Aortic stenosis is the obstruction of blood flow across the aortic valve. It can be caused by congenital abnormalities such as unicuspid or bicuspid valve, rheumatic fever and age-related calcific changes. When the valve becomes stenotic, resistance to systolic ejection develops. A pressure gradient develops between the left ventricle and the aorta. Left ventricular pressure increases and left ventricular hypertrophy occurs in response. In most patients, LV systolic function is preserved and cardiac output is maintained despite increased systolic pressure. Although cardiac output is normal during rest, it fails to increase during exercise and exercise-related symptoms may be seen.
Diastolic dysfunction occurs as a result of LV relaxation impairment, decreased LV compliance, increased afterload or LV hypertrophy. LV hypertrophy can reverse following relief of valvular obstruction. Atrial filling plays an important role in diastolic filling of the left ventricle. Development of atrial fibrillation in aortic stenosis can lead to heart failure due to the inability to maintain cardiac output.
Symptoms of aortic stenosis are dyspnea on exertion, syncope and anginal chest pain. A slow upstroke of the arterial pulse and low pulse volume, known as pulsus parvus etc tardus, is also noted.

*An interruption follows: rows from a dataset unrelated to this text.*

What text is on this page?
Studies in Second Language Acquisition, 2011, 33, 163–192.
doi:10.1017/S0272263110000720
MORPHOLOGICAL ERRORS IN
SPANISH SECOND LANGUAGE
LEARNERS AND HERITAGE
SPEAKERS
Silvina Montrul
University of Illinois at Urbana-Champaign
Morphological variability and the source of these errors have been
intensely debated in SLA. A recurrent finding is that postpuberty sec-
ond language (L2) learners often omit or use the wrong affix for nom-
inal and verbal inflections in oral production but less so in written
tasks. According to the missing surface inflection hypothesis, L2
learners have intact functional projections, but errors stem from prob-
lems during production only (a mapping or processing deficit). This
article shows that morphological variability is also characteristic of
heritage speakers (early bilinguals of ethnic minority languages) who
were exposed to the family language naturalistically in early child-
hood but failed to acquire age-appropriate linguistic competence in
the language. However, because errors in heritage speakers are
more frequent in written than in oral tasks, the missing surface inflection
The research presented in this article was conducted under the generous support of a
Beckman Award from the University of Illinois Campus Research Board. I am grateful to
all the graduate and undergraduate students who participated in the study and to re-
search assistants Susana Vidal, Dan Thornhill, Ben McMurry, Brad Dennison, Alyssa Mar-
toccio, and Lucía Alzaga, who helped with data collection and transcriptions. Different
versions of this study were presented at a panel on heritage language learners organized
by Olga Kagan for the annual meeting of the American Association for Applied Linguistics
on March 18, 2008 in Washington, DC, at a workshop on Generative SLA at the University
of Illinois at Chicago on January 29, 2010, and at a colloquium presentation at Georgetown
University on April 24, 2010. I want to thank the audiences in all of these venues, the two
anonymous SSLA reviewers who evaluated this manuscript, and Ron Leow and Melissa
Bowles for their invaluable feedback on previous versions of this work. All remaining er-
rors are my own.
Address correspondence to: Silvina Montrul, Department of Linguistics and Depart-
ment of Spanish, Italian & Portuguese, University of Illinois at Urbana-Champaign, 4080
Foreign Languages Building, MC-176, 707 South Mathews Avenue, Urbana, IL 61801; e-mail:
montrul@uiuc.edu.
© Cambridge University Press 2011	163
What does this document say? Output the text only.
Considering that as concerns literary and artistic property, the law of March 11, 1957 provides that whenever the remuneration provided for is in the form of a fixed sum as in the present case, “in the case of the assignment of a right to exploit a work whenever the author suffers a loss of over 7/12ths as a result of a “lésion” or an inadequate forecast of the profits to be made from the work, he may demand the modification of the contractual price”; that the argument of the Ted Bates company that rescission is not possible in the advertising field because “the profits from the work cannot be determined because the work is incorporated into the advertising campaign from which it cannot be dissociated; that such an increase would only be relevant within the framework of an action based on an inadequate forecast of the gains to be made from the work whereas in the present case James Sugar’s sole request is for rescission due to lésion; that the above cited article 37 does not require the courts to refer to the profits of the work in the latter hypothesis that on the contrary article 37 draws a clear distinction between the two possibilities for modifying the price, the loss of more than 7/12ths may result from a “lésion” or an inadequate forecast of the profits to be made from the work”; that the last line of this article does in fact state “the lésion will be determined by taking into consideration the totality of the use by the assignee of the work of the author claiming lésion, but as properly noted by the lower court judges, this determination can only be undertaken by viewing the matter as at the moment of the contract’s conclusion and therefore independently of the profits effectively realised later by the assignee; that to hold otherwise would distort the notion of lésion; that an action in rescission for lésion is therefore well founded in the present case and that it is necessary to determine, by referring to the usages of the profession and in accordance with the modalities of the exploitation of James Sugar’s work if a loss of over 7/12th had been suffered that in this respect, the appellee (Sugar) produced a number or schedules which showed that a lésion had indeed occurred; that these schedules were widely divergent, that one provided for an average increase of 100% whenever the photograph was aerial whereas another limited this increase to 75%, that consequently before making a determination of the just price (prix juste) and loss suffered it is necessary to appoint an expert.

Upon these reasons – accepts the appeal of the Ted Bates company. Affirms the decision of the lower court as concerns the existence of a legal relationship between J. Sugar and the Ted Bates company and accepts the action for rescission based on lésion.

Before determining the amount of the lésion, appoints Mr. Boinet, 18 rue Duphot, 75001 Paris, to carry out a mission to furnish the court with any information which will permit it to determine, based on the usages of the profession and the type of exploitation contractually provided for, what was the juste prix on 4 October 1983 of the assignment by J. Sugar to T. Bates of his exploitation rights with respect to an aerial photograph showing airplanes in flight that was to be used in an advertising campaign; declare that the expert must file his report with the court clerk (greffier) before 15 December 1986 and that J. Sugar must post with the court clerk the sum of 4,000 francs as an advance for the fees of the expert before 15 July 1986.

Systolic crescendo-decrescendo murmur is heard at the 2nd intercostal space.
Indications for surgery
i) ‘very severe’ AS is defined as aortic Vmax≥5 m/s or mean gradient ≥60 mm Hg; and ii) symptomatic severe AS is subdivided into high gradient (Vmax≥4 m/s or mean gradient ≥40 mm Hg), low-flow low-gradient (LFLG) with reduced left ventricular ejection fraction (LVEF) (severe leaflet calcification with severely reduced motion, effective orifice area [EOA] ≤1.0 cm2, and Vmax <4 m/s or gradient <40 mm Hg with LVEF <50%, and EOA remaining ≤1.0 cm2, but Vmax ≥4 m/s at any flow rate during dobutamine echocardiography), and LFLG with normal LVEF (or paradoxical LFLG severe AS; severe leaflet calcification with severely reduced motion, EOA ≤1.0 cm2 and Vmax <4 m/s or gradient <40 mm Hg with LVEF ≥50%).
Indications for intervention are expanded from previous to include patients with very severe AS (above) and low surgical risk (Class IIa); asymptomatic severe AS and decreased exercise tolerance or exercise-related decrease in blood pressure (Class IIa); and symptomatic patients with LFLG severe AS and normal LVEF if clinical, hemodynamic, and anatomic data support valve obstruction as the likely cause of symptoms (Class IIa).